On the high-DENSITY horizon - Technology Information

Emedia Professional, Feb, 2000 by David Doering

Enterprise network storage requirements currently increase by 100 to 200 percent per year. Removable storage must follow hard drives' lead in accommodating these needs, and meet the expectations that the fixed devices set. At 650MB, CD-R was once highly competitive as a storage medium, but now draws its considerable cachet primarily from its advantages as a distribution medium. DVD-RAM offers a more reasonable removable storage complement for today's 5 to 10GB hard drives.

But the PCs we buy increasingly sport hard drives up to 18GB, with higher capacities to follow. How can a disc supplying 2.6GB of storage be attractive for long in that environment? Consider that this is four DVD-RAM discs per workstation.

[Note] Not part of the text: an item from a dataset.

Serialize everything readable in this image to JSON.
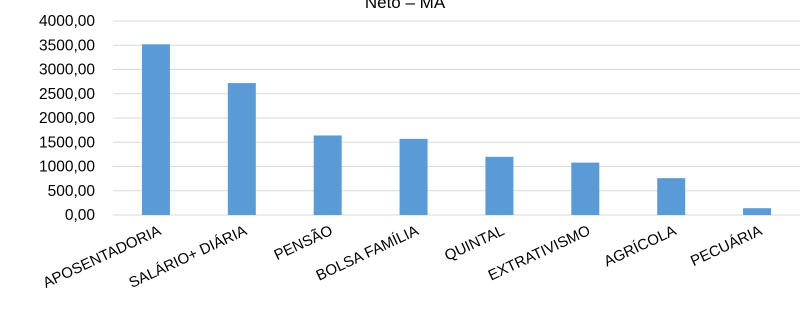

What about a network of a dozen workstations?

Fortunately, there's help on the horizon for higher density storage, thanks to a range of new technologies in the 120mm physical format that continues to serve so well.

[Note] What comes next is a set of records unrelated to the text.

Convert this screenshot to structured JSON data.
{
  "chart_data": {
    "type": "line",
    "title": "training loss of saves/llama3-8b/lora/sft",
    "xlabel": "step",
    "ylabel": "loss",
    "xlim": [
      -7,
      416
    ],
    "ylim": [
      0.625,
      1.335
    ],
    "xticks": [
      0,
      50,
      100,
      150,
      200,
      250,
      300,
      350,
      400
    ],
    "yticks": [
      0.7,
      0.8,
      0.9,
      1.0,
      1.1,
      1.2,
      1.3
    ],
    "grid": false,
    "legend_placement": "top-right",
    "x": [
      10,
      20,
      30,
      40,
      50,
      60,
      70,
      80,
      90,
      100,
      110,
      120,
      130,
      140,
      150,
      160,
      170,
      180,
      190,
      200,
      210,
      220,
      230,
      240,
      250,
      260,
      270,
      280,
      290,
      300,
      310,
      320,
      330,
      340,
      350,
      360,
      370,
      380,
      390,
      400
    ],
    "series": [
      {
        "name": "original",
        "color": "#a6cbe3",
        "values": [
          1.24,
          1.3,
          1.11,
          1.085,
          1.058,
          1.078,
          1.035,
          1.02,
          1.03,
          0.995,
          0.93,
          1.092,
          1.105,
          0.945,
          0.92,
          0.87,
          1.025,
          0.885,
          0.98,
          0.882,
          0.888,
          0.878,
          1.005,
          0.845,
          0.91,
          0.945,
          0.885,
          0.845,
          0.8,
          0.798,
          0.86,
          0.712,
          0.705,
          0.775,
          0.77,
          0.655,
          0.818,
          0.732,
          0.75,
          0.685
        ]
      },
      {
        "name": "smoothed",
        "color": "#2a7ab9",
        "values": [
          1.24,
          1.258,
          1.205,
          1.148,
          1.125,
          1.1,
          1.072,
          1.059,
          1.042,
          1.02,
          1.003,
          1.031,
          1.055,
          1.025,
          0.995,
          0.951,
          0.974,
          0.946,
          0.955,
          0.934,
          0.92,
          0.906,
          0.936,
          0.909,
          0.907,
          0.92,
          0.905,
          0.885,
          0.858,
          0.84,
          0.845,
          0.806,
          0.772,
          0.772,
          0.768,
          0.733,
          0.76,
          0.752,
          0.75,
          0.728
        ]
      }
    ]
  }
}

Blue-laser technology has long been heralded as a follow-up to the ubiquitous red-laser in CD and DVD drives. Unfortunately, it remains a no-show in commercial circles. Mechanically, a blue-laser DVD drive would be identical to today's red-laser units except for the laser itself. The blue laser's tighter beam, 414-430nm versus 635,650nm for red, provides the higher densities. A 120mm disc read using this beam example could hold about 18.8GB per layer, per side--four rimes DVD's 4.7GB.

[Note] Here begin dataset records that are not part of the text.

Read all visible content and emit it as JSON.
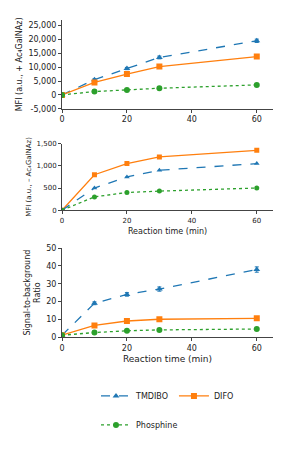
{
  "chart_data": [
    {
      "type": "line",
      "ylabel": "MFI (a.u., + Ac₄GalNAz)",
      "x": [
        0,
        10,
        20,
        30,
        60
      ],
      "series": [
        {
          "name": "TMDIBO",
          "marker": "triangle-up",
          "line_style": "dash",
          "values": [
            0,
            5500,
            9500,
            13500,
            19500
          ],
          "errors": [
            200,
            300,
            400,
            500,
            600
          ]
        },
        {
          "name": "DIFO",
          "marker": "square",
          "line_style": "solid",
          "values": [
            0,
            4500,
            7500,
            10200,
            13800
          ],
          "errors": [
            200,
            300,
            400,
            500,
            500
          ]
        },
        {
          "name": "Phosphine",
          "marker": "circle",
          "line_style": "dot",
          "values": [
            0,
            1200,
            1800,
            2400,
            3600
          ],
          "errors": [
            100,
            100,
            150,
            150,
            200
          ]
        }
      ],
      "xlim": [
        0,
        65
      ],
      "xticks": [
        0,
        20,
        40,
        60
      ],
      "ylim": [
        -5000,
        27000
      ],
      "yticks": [
        {
          "value": -5000,
          "label": "-5,000"
        },
        0,
        {
          "value": 5000,
          "label": "5,000"
        },
        {
          "value": 10000,
          "label": "10,000"
        },
        {
          "value": 15000,
          "label": "15,000"
        },
        {
          "value": 20000,
          "label": "20,000"
        },
        {
          "value": 25000,
          "label": "25,000"
        }
      ],
      "grid": false
    },
    {
      "type": "line",
      "xlabel": "Reaction time (min)",
      "ylabel": "MFI (a.u., – Ac₄GalNAz)",
      "x": [
        0,
        10,
        20,
        30,
        60
      ],
      "series": [
        {
          "name": "DIFO",
          "marker": "square",
          "line_style": "solid",
          "values": [
            0,
            800,
            1050,
            1200,
            1350
          ]
        },
        {
          "name": "TMDIBO",
          "marker": "triangle-up",
          "line_style": "dash",
          "values": [
            0,
            500,
            750,
            900,
            1050
          ]
        },
        {
          "name": "Phosphine",
          "marker": "circle",
          "line_style": "dot",
          "values": [
            0,
            300,
            400,
            430,
            500
          ]
        }
      ],
      "xlim": [
        0,
        65
      ],
      "xticks": [
        0,
        20,
        40,
        60
      ],
      "ylim": [
        0,
        1500
      ],
      "yticks": [
        0,
        500,
        {
          "value": 1000,
          "label": "1,000"
        },
        {
          "value": 1500,
          "label": "1,500"
        }
      ],
      "grid": false
    },
    {
      "type": "line",
      "xlabel": "Reaction time (min)",
      "ylabel": "Signal-to-background\nRatio",
      "x": [
        0,
        10,
        20,
        30,
        60
      ],
      "series": [
        {
          "name": "TMDIBO",
          "marker": "triangle-up",
          "line_style": "dash",
          "values": [
            1,
            19,
            24,
            27,
            38
          ],
          "errors": [
            0.1,
            0.8,
            1.0,
            1.2,
            1.5
          ]
        },
        {
          "name": "DIFO",
          "marker": "square",
          "line_style": "solid",
          "values": [
            1,
            6.5,
            9,
            10,
            10.5
          ],
          "errors": [
            0.1,
            0.4,
            0.4,
            0.4,
            0.4
          ]
        },
        {
          "name": "Phosphine",
          "marker": "circle",
          "line_style": "dot",
          "values": [
            1,
            2.5,
            3.5,
            4,
            4.5
          ],
          "errors": [
            0.05,
            0.2,
            0.2,
            0.2,
            0.2
          ]
        }
      ],
      "xlim": [
        0,
        65
      ],
      "xticks": [
        0,
        20,
        40,
        60
      ],
      "ylim": [
        0,
        50
      ],
      "yticks": [
        0,
        10,
        20,
        30,
        40,
        50
      ],
      "grid": false,
      "legend": "bottom"
    }
  ]
}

So what's holding them back? Heat. Getting the lasers to function reliably at room temperature has been almost a five-year struggle. Finally, in October 1999, Nichia Chemical Industries of Japan (http://www.nichia.com) announced a breakthrough with the commercial release of a violet laser. Violet-laser beams are even tighter than blue--405nm--and thus they leapfrog blue with 27.8GB per layer on a 120mm disc.

But don't rule out MO just yet. It's got one last hope--Maxoptix' new Optical Super Density (OSD) technology (http://www.maxoptix.com). OSD promises a 40GB capacity and a 30MB/sec transfer speed, combining tape-like high capacity with hard disk-like speed. This is partly achieved through some sleight of hand: with Surface Array Recording (SAR), both sides of the disk can be accessed simultaneously, which doubles capacity and speed for each disk.

OSD also boasts a new lens, allowing a tighter beam for recording; new media, allowing the lens to be much closer to the disc (through an improved coating); and a new recording method (MFM) for single-pass recording.

A 40GB/disc capacity with a high transfer rate is certainly desirable in a future network storage solution. The drawback here is that it is proprietary. The drives are not backward-compatible with other MO types, and other vendors are no more likely to embrace Maxoptix' design as the future industry standard than they have been to collude with other renegade formats like Pinnacle's 4.6GB or NEC's ASMO.

Perhaps the most exciting high-density storage announcement in the last year comes from Israeli startup C-3D (http://www.c-3d.net). In September 1999, C-3D demonstrated a new recording technology called Fluorescent Multilayer (FM). This new FM method currently allows up to 10 layers of recording on each 120mm disc. With 14GB per layer, this adds up to a total of 140GB for the whole disc.

With CD and DVD technology, data is recorded and read through reflective technology. It shouldn't surprise us then that as the number of layers increases with these discs, it becomes increasingly difficult to read them.

With FM technology, the recording material is made to emit light, not reflect it. This fluorescence of the media enables writing and reading of multilayer structures with much greater storage capacity. C-3D claims it is possible to have not just 10, but 100 layers per disc. This would equal 1.4TB of capacity on a single 120mm disc--equivalent to an entire 300-disc jukebox today. (A jukebox filled with 300 of these discs would hold a half-petabyte of data, enough to make even a staunch StorageTek silo fan take notice.)

The challenge for C-3D is to move this technology out of the lab and into production. They hope to have commercial units out in 12 months for FM-ROM, FM-Worm, and FMPC Card drives. They are also pursuing an aggressive licensing program to encourage other hardware vendors to incorporate FM technology in their drives.

Finally, long-discussed Norsam (http://www.norsam.com) is progressing on its HD-ROM technology. HD-ROM uses a particle beam, rather than a light/laser, to write data. The disc itself would be metallic, rather than plastic, which promises a longer shelf-life than CD or DVD.

The tighter focus of the electron particle beam pushes the density up to 200GB per 120mm disc. Norsam hopes to have recording speeds up to 30MB/sec, with read speeds comparable to CD (about 6MB/sec.) Since it uses a metallic medium, the HD-ROM drive would naturally be a WORM system.

Rather than a standalone drive, Norsam is looking at a small RAID box or jukebox-style system supporting 30 ten-disc modular readers. This system would provide about 60TB of storage, so it will definitely fit well with future requirements when it arrives in 2003.